It’s known globally for its financial services—and home-grown LGT is the biggest family-owned bank in the world—but the tiny, spectacularly beautiful principality of Liechtenstein, currently celebrating its 300th anniversary, offers so much more
I’ve only been in Liechtenstein for a few days and I’ve already met two members of the royal family, exchanged pleasantries with the Prime Minister and rubbed shoulders with the Minister of Social Affairs. I knew it was a tiny country—the sixth smallest in the world, with 38,000 inhabitants nestled on 160 square kilometres of alpine terrain sandwiched between Austria and Switzerland—but I didn’t think it would feel like a gathering with a large extended family.

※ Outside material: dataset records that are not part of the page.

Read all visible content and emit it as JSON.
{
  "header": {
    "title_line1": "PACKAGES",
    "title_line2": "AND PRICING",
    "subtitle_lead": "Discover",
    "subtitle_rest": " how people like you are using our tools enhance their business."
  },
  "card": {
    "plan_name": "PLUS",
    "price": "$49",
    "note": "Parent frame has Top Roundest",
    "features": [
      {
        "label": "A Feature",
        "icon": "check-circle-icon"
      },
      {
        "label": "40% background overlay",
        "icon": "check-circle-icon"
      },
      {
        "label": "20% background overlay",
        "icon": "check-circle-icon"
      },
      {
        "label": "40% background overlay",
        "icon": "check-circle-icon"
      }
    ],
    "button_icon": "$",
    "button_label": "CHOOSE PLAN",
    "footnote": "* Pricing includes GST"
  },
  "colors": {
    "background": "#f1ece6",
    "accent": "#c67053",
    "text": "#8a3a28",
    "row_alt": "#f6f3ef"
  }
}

“It’s a very cosy community,” says H.S.H. Prince Philipp, who I meet in the capital, Vaduz, a picture-postcard town on the banks of the Rhine that’s home to a petite population of not quite 6,000. The prince has invited me for tea at Liechtenstein’s largest bank, LGT, which is owned by the royal family, known as the Princely Family, and is the largest family-owned private banking and asset management group in the world.

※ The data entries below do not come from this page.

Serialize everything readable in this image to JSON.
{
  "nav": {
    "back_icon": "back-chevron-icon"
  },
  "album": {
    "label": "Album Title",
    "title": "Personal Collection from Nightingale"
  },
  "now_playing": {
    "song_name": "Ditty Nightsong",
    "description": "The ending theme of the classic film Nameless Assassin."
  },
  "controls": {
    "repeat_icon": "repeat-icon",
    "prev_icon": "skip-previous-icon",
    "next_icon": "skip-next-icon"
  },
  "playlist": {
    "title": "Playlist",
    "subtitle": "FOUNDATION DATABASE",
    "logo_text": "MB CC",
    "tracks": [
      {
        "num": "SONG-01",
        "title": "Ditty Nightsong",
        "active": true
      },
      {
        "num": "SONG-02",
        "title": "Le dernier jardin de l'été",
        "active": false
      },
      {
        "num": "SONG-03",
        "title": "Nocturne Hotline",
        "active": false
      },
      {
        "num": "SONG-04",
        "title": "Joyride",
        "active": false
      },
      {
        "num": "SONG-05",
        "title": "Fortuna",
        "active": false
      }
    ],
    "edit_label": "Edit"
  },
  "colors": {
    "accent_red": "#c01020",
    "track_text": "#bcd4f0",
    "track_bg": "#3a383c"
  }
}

Prince Philipp, the younger brother of the reigning monarch, Prince Hans-Adam II, is the bank’s chairman, and under his leadership LGT has earned a global reputation for stability and personalised wealth services underpinned by the bank’s flat structure and the Princely Family’s traditional values.
LGT is one of myriad businesses that have found international success in this prosperous principality, which boasts low taxes and political harmony. In fact, Liechtenstein has more registered companies than people and ranks as one of the world’s richest countries, with a per capita income just below that of Qatar.

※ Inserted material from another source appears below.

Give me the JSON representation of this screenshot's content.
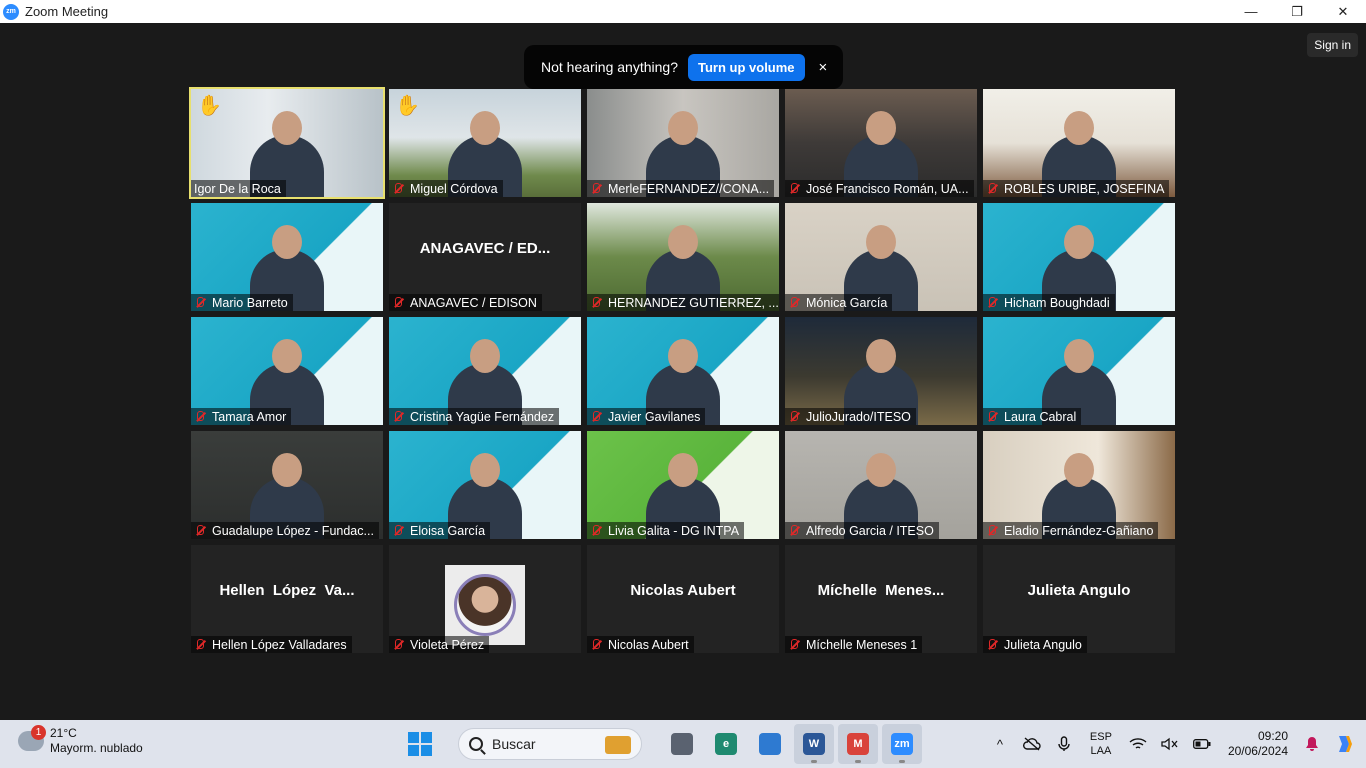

Despite his aristocratic bloodline, which dates back to the 11th century, Prince Philipp is delightfully humble. Before our meeting, his office informs me there’s no royal protocol to follow other than addressing him as Prince Philipp. When I confess to being a little nervous about this, my first audience with royalty, the prince smiles and says, “For Liechtensteiners, royal encounters are a fairly regular occurrence.”
Over a pot of Earl Grey and some delicious Swiss chocolates, Prince Philipp paints a picture of royal life in this mountainous domain. “We don’t have bodyguards. We stroll around freely like any other person, so you might see us having lunch in a restaurant or hiking in the hills. We drive ourselves—no chauffeurs. And no private plane either; we fly commercial.”